Kimberly Reynolds, Associate Research Professor, Department of Biophysics, Johns Hopkins University, Baltimore, MD, will give a talk titled "Mapping and modeling the impact of protein biochemical variation on growth rate phenotype."

This seminar will also be available by Zoom. Zoom link: https://gc-cuny.zoom.us/j/92125271835; Meeting ID: 921 2527 1835; Passcode: sbiandccny

Please note: 

* Full names must be used to be admitted to the Zoom meeting.

* The Zoom meeting will be closed and locked at 12:15 p.m., and no one will be able to enter the meeting after that time.
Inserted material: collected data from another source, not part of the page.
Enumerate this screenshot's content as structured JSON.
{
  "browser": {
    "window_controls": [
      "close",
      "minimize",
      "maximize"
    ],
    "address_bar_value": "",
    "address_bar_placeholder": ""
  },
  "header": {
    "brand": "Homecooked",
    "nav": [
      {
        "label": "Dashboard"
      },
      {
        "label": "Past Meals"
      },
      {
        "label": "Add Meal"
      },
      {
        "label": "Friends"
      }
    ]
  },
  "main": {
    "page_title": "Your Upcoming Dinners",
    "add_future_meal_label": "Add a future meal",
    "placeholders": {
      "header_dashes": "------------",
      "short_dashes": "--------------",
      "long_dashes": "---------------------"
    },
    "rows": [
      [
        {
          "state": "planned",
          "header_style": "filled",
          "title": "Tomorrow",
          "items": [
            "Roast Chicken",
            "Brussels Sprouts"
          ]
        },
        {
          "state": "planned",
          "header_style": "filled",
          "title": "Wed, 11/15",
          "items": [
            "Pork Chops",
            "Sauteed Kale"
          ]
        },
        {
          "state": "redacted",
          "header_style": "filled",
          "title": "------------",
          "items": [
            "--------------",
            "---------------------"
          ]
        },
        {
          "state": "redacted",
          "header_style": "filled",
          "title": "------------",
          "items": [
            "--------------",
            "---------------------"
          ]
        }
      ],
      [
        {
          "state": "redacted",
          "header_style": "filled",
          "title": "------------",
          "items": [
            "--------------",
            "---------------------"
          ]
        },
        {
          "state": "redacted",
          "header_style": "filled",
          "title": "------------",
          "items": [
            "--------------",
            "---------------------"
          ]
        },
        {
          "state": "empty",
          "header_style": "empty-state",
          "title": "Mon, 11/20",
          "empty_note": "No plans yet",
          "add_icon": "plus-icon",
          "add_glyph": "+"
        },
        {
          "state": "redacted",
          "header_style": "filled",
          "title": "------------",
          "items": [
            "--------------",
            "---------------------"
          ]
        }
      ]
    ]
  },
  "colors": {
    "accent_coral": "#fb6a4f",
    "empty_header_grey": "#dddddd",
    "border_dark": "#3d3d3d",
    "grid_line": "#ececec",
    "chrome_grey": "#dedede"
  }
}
ABSTRACT:  Individual proteins can be expressed, purified, and exquisitely characterized in terms of their biochemical and biophysical parameters in vitro. However, the quantitative relationship between these parameters and complex  phenotypes like growth remains mysterious. For example, what values of protein abundance, thermal stability (ΔGfold) and catalytic activity (kcat, Km) must an enzyme attain to sustain metabolic pathway flux and support cell growth? In many cases, we are missing even orders-of-magnitude level bounds on these fundamental biochemical parameters — we do not have a sense of which protein properties must be precisely tuned and which are robust to variation. To address this knowledge gap, my lab seeks to quantify the intracellular constraints on protein abundance, activity, regulation, and ultimately sequence. We then use this information to engineer new protein systems and build mathematical models relating protein activity and sequence to phenotype. In this talk, I will first discuss our recent study of how variation in the activity of one enzyme constrains the biochemical parameters and sequence of another. Using a combination of deep mutational scanning and mathematical modeling we showed that inter-enzyme biochemical coupling can strongly reshape an enzyme’s sensitivity to mutation. Then, I will introduce a CRISPR-interference based strategy for quantitatively mapping the relationship between protein expression level and cell growth. We used these high throughput measurements to train an interpretable machine learning model that predicts growth rate given combinatorial variation in gene expression and environment. Together these data lay a foundation for defining the biochemical “design specifications” of metabolic pathways and cell systems.